8 yrs
EWEA's Opinion

Opinion: Wind power is helping to provide the path to a better tomorrow


There are now less than two weeks before the UN Climate Change Conference opens its door to politicians trying to reach a new agreement on limiting greenhouse gas emissions, and there still seems to be no consensus emerging as to how the all-important negotiations will pan out.

Within the past month the world was told there simply was not enough time for nations to find a legally binding agreement before the conference in Copenhagen ends on 18 December. Instead, according to government spin doctors, a political agreement could be reached in Denmark that would pave the way for a binding agreement halfway through 2010, perhaps in Mexico.

Between these two quite opposite positions, between hope and dismay, media reports continue to reveal scientific studies showing that climate change is happening faster than scientists thought possible even three years ago and that it is unlikely humankind will be able to change quickly enough to keep global temperature increase to a somewhat manageable 2°C.

Other reports show that many people don’t really understand the potential severity of climate change, and have little trust in either the scientists or the politicians attempting to deal with the issue. There are even stories that show, at least in some parts of the world, that the public is becoming bored with the entire discussion of global warming.

This frenzied, disparate stalemate wasn’t the way it was supposed to evolve when negotiators and political leaders agreed two years ago at the UN Climate Change Conference in Bali, Indonesia they would work towards a new, stronger international agreement on reducing greenhouse gas emissions to replace the Kyoto Protocol when it expires in 2012.

Considering that global CO₂ emissions have to peak by 2015 to avoid climate catastrophe, perhaps politicians should take a moment to listen to the quiet advice of Margareta Wahlström.

Head of the UN International Strategy for Disaster Reduction, Wahlström said Friday that not only is climate change already occurring, but that the world can expect more increasingly frequent and severe natural disasters aggravated by global warming.

“Those of us that have worked with disasters for a long time have already seen these extremes developing,” Wahlström said in an interview.

“What I really hope comes out of Copenhagen, whether we have a legally binding agreement or not, is a determined sense by world leaders that they have to continue to pursue practical action and to provide strong support for the collaboration that is required to move forward,” she said. “And, above all, not to let up until they have hopefully within a very short time frame a legally binding agreement.”

Yvo de Boer, Executive Secretary of the UN Framework Convention on Climate Change, believes the Copenhagen talks will lead to a formal treaty within six months.

“There is no doubt in my mind whatsoever that it [Copenhagen] will yield a success,” de Boer said last week, adding the three main points coming out of the conference must include transparent targets by industrialised countries to reduce greenhouse gas emissions by 2020, a list of actions by developing nations, and clear short- and long-term financing to support developing countries on both mitigation and adaptation.

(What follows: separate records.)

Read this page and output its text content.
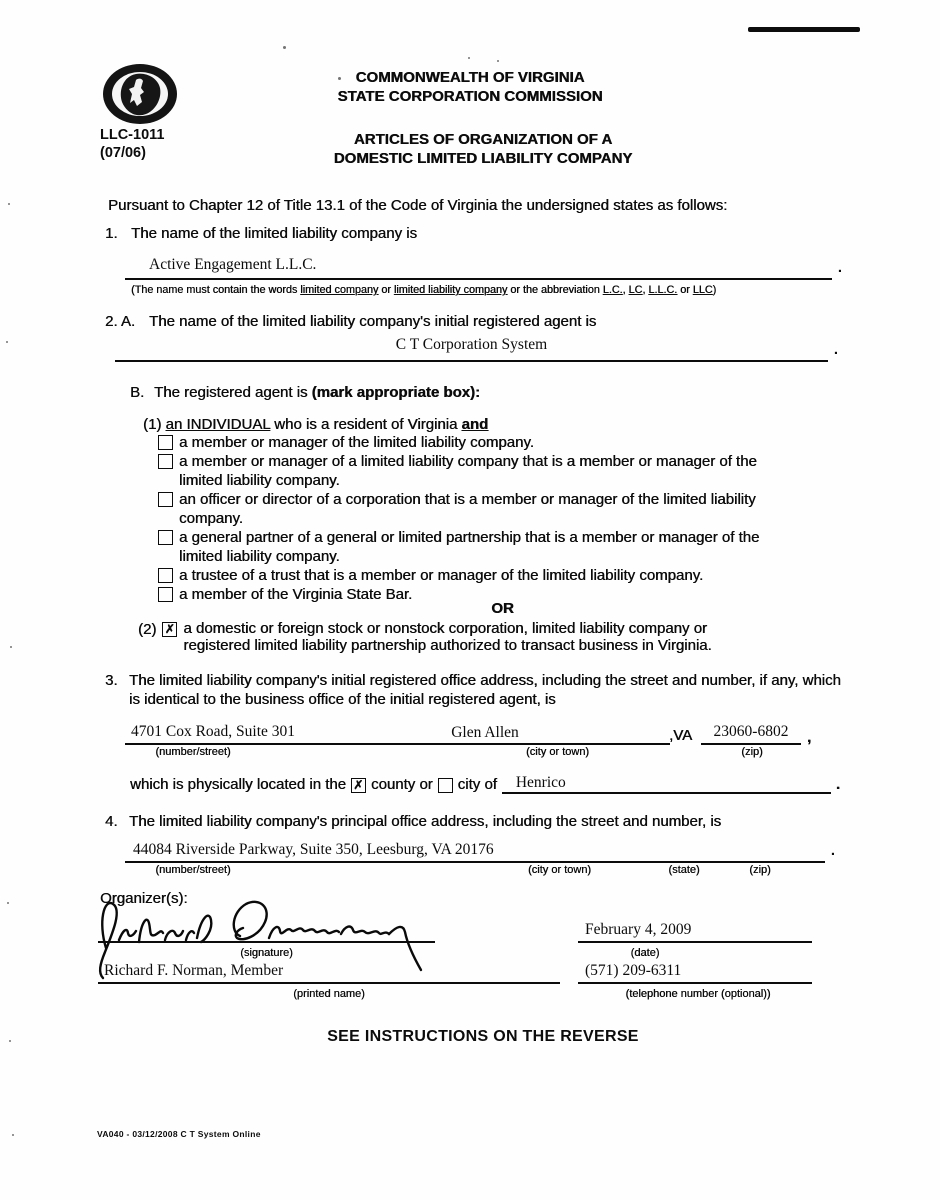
COMMONWEALTH OF VIRGINIA
STATE CORPORATION COMMISSION
LLC-1011
(07/06)
ARTICLES OF ORGANIZATION OF A
DOMESTIC LIMITED LIABILITY COMPANY
Pursuant to Chapter 12 of Title 13.1 of the Code of Virginia the undersigned states as follows:
1. The name of the limited liability company is
Active Engagement L.L.C.	.
(The name must contain the words limited company or limited liability company or the abbreviation L.C., LC, L.L.C. or LLC)
2. A. The name of the limited liability company's initial registered agent is
C T Corporation System	.
B. The registered agent is (mark appropriate box):
(1) an INDIVIDUAL who is a resident of Virginia and
a member or manager of the limited liability company.
a member or manager of a limited liability company that is a member or manager of the limited liability company.
an officer or director of a corporation that is a member or manager of the limited liability company.
a general partner of a general or limited partnership that is a member or manager of the limited liability company.
a trustee of a trust that is a member or manager of the limited liability company.
a member of the Virginia State Bar.
OR
(2) ✗ a domestic or foreign stock or nonstock corporation, limited liability company or registered limited liability partnership authorized to transact business in Virginia.
3. The limited liability company's initial registered office address, including the street and number, if any, which is identical to the business office of the initial registered agent, is
4701 Cox Road, Suite 301	Glen Allen	,VA	23060-6802	,
(number/street)	(city or town)	(zip)
which is physically located in the ✗ county or city of	Henrico	.
4. The limited liability company's principal office address, including the street and number, is
44084 Riverside Parkway, Suite 350, Leesburg, VA 20176	.
(number/street)	(city or town)	(state)	(zip)
Organizer(s):
(signature)
February 4, 2009
(date)
Richard F. Norman, Member
(printed name)
(571) 209-6311
(telephone number (optional))
SEE INSTRUCTIONS ON THE REVERSE
VA040 - 03/12/2008 C T System Online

Barring a last-minute legally binding treaty being reached at the Copenhagen talks, the European Wind Energy Association (EWEA) agrees with both Wahlström and de Boer.

It is crucially important, EWEA believes, that political momentum to reach a new international pact on curbing greenhouse gases, such as CO₂, caused by burning fossil fuels not be allowed to falter at this late hour.

The international community needs emission-reduction targets agreed to by both the developed and developing world. Wealthy industrialised nations responsible for much of the climate change debacle must also provide necessary financing to poor nations trying to deal with global warming.
EWEA reminds policy makers that the positive future we all want can only occur after a new legally binding agreement has been signed.

When that occurs, when we have begun to liberate ourselves from the tyranny of the expensive and destructive high-carbon world, we can begin embracing a healthier, cleaner tomorrow.

Emissions-free wind power — which is affordable, local, sustainable and dependable — is already proving a better tomorrow is possible.